/s3Scripts

Download files from AWS S3 fast and reliably

Primary LanguagePython

Dump an S3 bucket to local drive fast and reliably

This code builds on top of the others' work that I found via random Google searches.

Motivation

  • wanted to parallelize downloading files. Currently availale utility, like s3cmd, download one file at a time
  • wanted a super simple interface to download an entire bucket
  • finer grain control over what / how the code actually does

How to use this

  • download.py downloads an entire s3 bucket to local drive
  • inputs: bucket name, local path, number of threads
  • the more the number of threads, the more simultanuous files you can download. Three is a good number of threads but you may want to experiment for your internet connection
  • on error, it'll just continue to download rest of the bucket.
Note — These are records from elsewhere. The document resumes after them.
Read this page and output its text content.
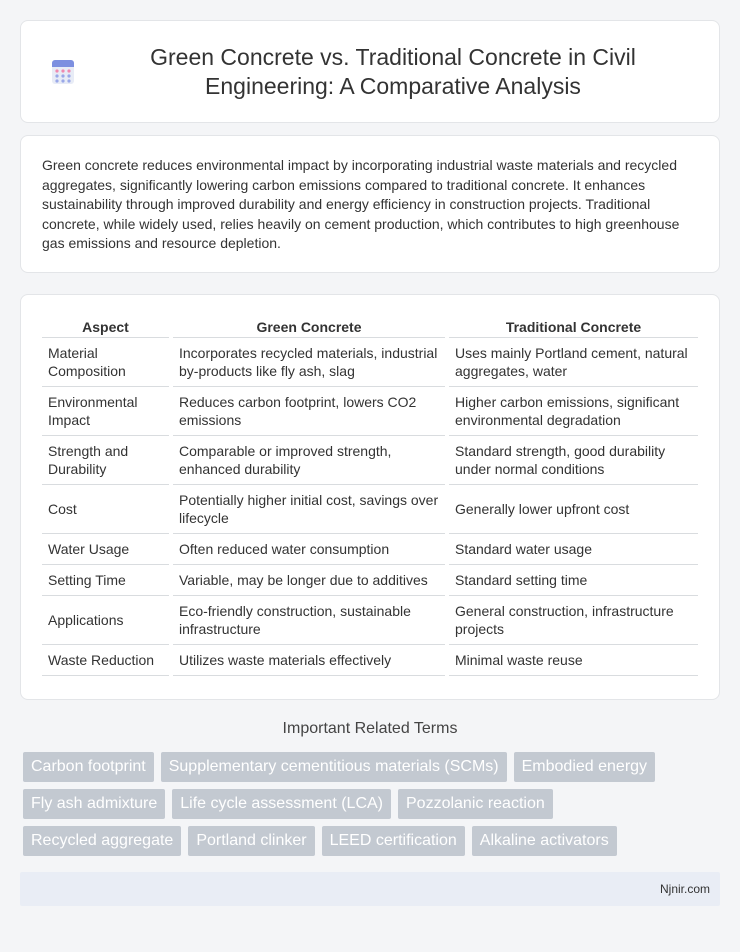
Green Concrete vs. Traditional Concrete in Civil Engineering: A Comparative Analysis

Green concrete reduces environmental impact by incorporating industrial waste materials and recycled aggregates, significantly lowering carbon emissions compared to traditional concrete. It enhances sustainability through improved durability and energy efficiency in construction projects. Traditional concrete, while widely used, relies heavily on cement production, which contributes to high greenhouse gas emissions and resource depletion.

Aspect	Green Concrete	Traditional Concrete
Material Composition	Incorporates recycled materials, industrial by-products like fly ash, slag	Uses mainly Portland cement, natural aggregates, water
Environmental Impact	Reduces carbon footprint, lowers CO2 emissions	Higher carbon emissions, significant environmental degradation
Strength and Durability	Comparable or improved strength, enhanced durability	Standard strength, good durability under normal conditions
Cost	Potentially higher initial cost, savings over lifecycle	Generally lower upfront cost
Water Usage	Often reduced water consumption	Standard water usage
Setting Time	Variable, may be longer due to additives	Standard setting time
Applications	Eco-friendly construction, sustainable infrastructure	General construction, infrastructure projects
Waste Reduction	Utilizes waste materials effectively	Minimal waste reuse
Important Related Terms
Carbon footprint	Supplementary cementitious materials (SCMs)	Embodied energy
Fly ash admixture	Life cycle assessment (LCA)	Pozzolanic reaction
Recycled aggregate	Portland clinker	LEED certification	Alkaline activators
Njnir.com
Directories will throw an error - this is ok and is handled
  • after it finishes, you'll need to account for two edge cases: files not downloaded due to brief connection loss, files partially downloaded
  • first case can be handled by just running the script agin. It will update missing files without overwriting existing files
  • for second case, run checkmd5.py and delete all the files that do not match. Copy paste the list into del.txt and run 'cat del.txt | xargs rm'
  • run download.py again!
  • your entire bucket should be mirrored on your local drive in significantly less time than pretty much any other utility, including s3cmd!